Successful college-athlete influencers “connect with their audience and understand the type of personality they have on the platform,” Curtis wrote. “For example, some players choose to be entertaining, and the majority of their content has their audience laughing. Some players have a more serious tone and make a concerted effort to show their following how hard they work and how much they appreciate their teammates.
“Every student-athlete should develop their own voice and personality for the content they post, or a brand may be confused on who they are. Your followers, brands, people want to know more about you! What makes you tick, your daily routine, things you enjoy doing. People want to get to know interesting people!”

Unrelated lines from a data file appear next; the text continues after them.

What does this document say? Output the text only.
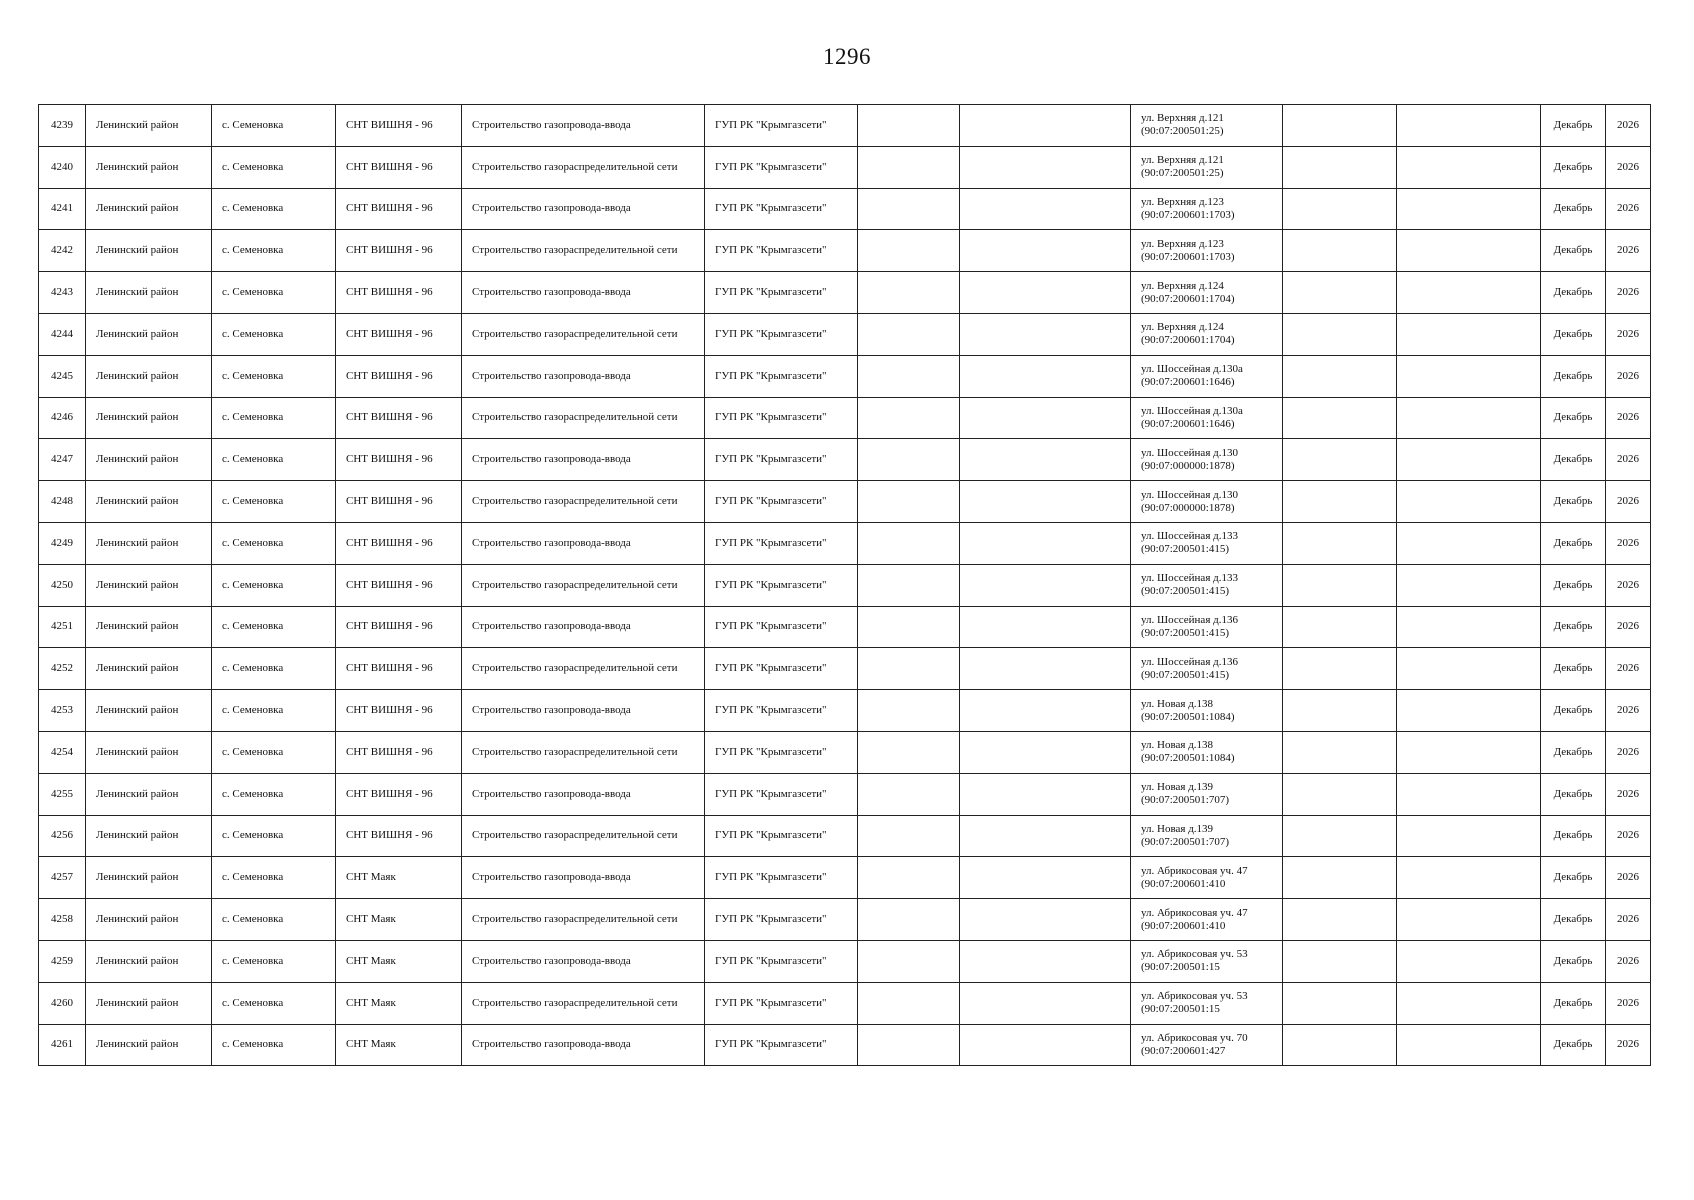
1296
4239	Ленинский район	с. Семеновка	СНТ ВИШНЯ - 96	Строительство газопровода-ввода	ГУП РК "Крымгазсети"			ул. Верхняя д.121
(90:07:200501:25)			Декабрь	2026
4240	Ленинский район	с. Семеновка	СНТ ВИШНЯ - 96	Строительство газораспределительной сети	ГУП РК "Крымгазсети"			ул. Верхняя д.121
(90:07:200501:25)			Декабрь	2026
4241	Ленинский район	с. Семеновка	СНТ ВИШНЯ - 96	Строительство газопровода-ввода	ГУП РК "Крымгазсети"			ул. Верхняя д.123
(90:07:200601:1703)			Декабрь	2026
4242	Ленинский район	с. Семеновка	СНТ ВИШНЯ - 96	Строительство газораспределительной сети	ГУП РК "Крымгазсети"			ул. Верхняя д.123
(90:07:200601:1703)			Декабрь	2026
4243	Ленинский район	с. Семеновка	СНТ ВИШНЯ - 96	Строительство газопровода-ввода	ГУП РК "Крымгазсети"			ул. Верхняя д.124
(90:07:200601:1704)			Декабрь	2026
4244	Ленинский район	с. Семеновка	СНТ ВИШНЯ - 96	Строительство газораспределительной сети	ГУП РК "Крымгазсети"			ул. Верхняя д.124
(90:07:200601:1704)			Декабрь	2026
4245	Ленинский район	с. Семеновка	СНТ ВИШНЯ - 96	Строительство газопровода-ввода	ГУП РК "Крымгазсети"			ул. Шоссейная д.130а
(90:07:200601:1646)			Декабрь	2026
4246	Ленинский район	с. Семеновка	СНТ ВИШНЯ - 96	Строительство газораспределительной сети	ГУП РК "Крымгазсети"			ул. Шоссейная д.130а
(90:07:200601:1646)			Декабрь	2026
4247	Ленинский район	с. Семеновка	СНТ ВИШНЯ - 96	Строительство газопровода-ввода	ГУП РК "Крымгазсети"			ул. Шоссейная д.130
(90:07:000000:1878)			Декабрь	2026
4248	Ленинский район	с. Семеновка	СНТ ВИШНЯ - 96	Строительство газораспределительной сети	ГУП РК "Крымгазсети"			ул. Шоссейная д.130
(90:07:000000:1878)			Декабрь	2026
4249	Ленинский район	с. Семеновка	СНТ ВИШНЯ - 96	Строительство газопровода-ввода	ГУП РК "Крымгазсети"			ул. Шоссейная д.133
(90:07:200501:415)			Декабрь	2026
4250	Ленинский район	с. Семеновка	СНТ ВИШНЯ - 96	Строительство газораспределительной сети	ГУП РК "Крымгазсети"			ул. Шоссейная д.133
(90:07:200501:415)			Декабрь	2026
4251	Ленинский район	с. Семеновка	СНТ ВИШНЯ - 96	Строительство газопровода-ввода	ГУП РК "Крымгазсети"			ул. Шоссейная д.136
(90:07:200501:415)			Декабрь	2026
4252	Ленинский район	с. Семеновка	СНТ ВИШНЯ - 96	Строительство газораспределительной сети	ГУП РК "Крымгазсети"			ул. Шоссейная д.136
(90:07:200501:415)			Декабрь	2026
4253	Ленинский район	с. Семеновка	СНТ ВИШНЯ - 96	Строительство газопровода-ввода	ГУП РК "Крымгазсети"			ул. Новая д.138
(90:07:200501:1084)			Декабрь	2026
4254	Ленинский район	с. Семеновка	СНТ ВИШНЯ - 96	Строительство газораспределительной сети	ГУП РК "Крымгазсети"			ул. Новая д.138
(90:07:200501:1084)			Декабрь	2026
4255	Ленинский район	с. Семеновка	СНТ ВИШНЯ - 96	Строительство газопровода-ввода	ГУП РК "Крымгазсети"			ул. Новая д.139
(90:07:200501:707)			Декабрь	2026
4256	Ленинский район	с. Семеновка	СНТ ВИШНЯ - 96	Строительство газораспределительной сети	ГУП РК "Крымгазсети"			ул. Новая д.139
(90:07:200501:707)			Декабрь	2026
4257	Ленинский район	с. Семеновка	СНТ Маяк	Строительство газопровода-ввода	ГУП РК "Крымгазсети"			ул. Абрикосовая уч. 47
(90:07:200601:410			Декабрь	2026
4258	Ленинский район	с. Семеновка	СНТ Маяк	Строительство газораспределительной сети	ГУП РК "Крымгазсети"			ул. Абрикосовая уч. 47
(90:07:200601:410			Декабрь	2026
4259	Ленинский район	с. Семеновка	СНТ Маяк	Строительство газопровода-ввода	ГУП РК "Крымгазсети"			ул. Абрикосовая уч. 53
(90:07:200501:15			Декабрь	2026
4260	Ленинский район	с. Семеновка	СНТ Маяк	Строительство газораспределительной сети	ГУП РК "Крымгазсети"			ул. Абрикосовая уч. 53
(90:07:200501:15			Декабрь	2026
4261	Ленинский район	с. Семеновка	СНТ Маяк	Строительство газопровода-ввода	ГУП РК "Крымгазсети"			ул. Абрикосовая уч. 70
(90:07:200601:427			Декабрь	2026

“You have to be all-in with NIL,” Raymond says. “You need to really want to do it and grow it and build and work with brands. A lot of athletes, just because they have a little social media following or they’re good at a sport, it’s not enough. A lot of brands want to see athletes who really care and are all-in.”
Creativity
“Brands want to work with student-athletes who are interesting,” Curtis wrote. “Student athletes need to think outside of the box. When partnering with a brand, it’s not just about doing a sponsored post on Instagram with a photo post. I’ve seen athletes showcase their video editing skills and develop good content for a campaign with working a brand. Athletes have tailored an NIL deal to their major or one of their classes that they love. In-person activations are also really underrated and can provide tons of value to the brand.”
“I make sure to take more pride in the pictures in terms of the quality of everything,” Galloway says. “TikToks are high quality, story posts, you want people to be attracted to your page and brand. I want them to be like, ‘Wow, his pictures are beautiful. He puts effort in.’”
“I kick myself sometimes whenever I create more TikToks where I’m just speaking along to a sound,” Cole says. “If I don’t put enough content where I am talking to the camera, that’s the biggest follower growth. Talking to the camera is awkward in general. A lot of the videos [I have watched] on TikTok that teach you how to create a brand, they say, ‘Pretend you’re talking to your best friend. Or your sister or mom.’ That will help you get past that awkwardness.”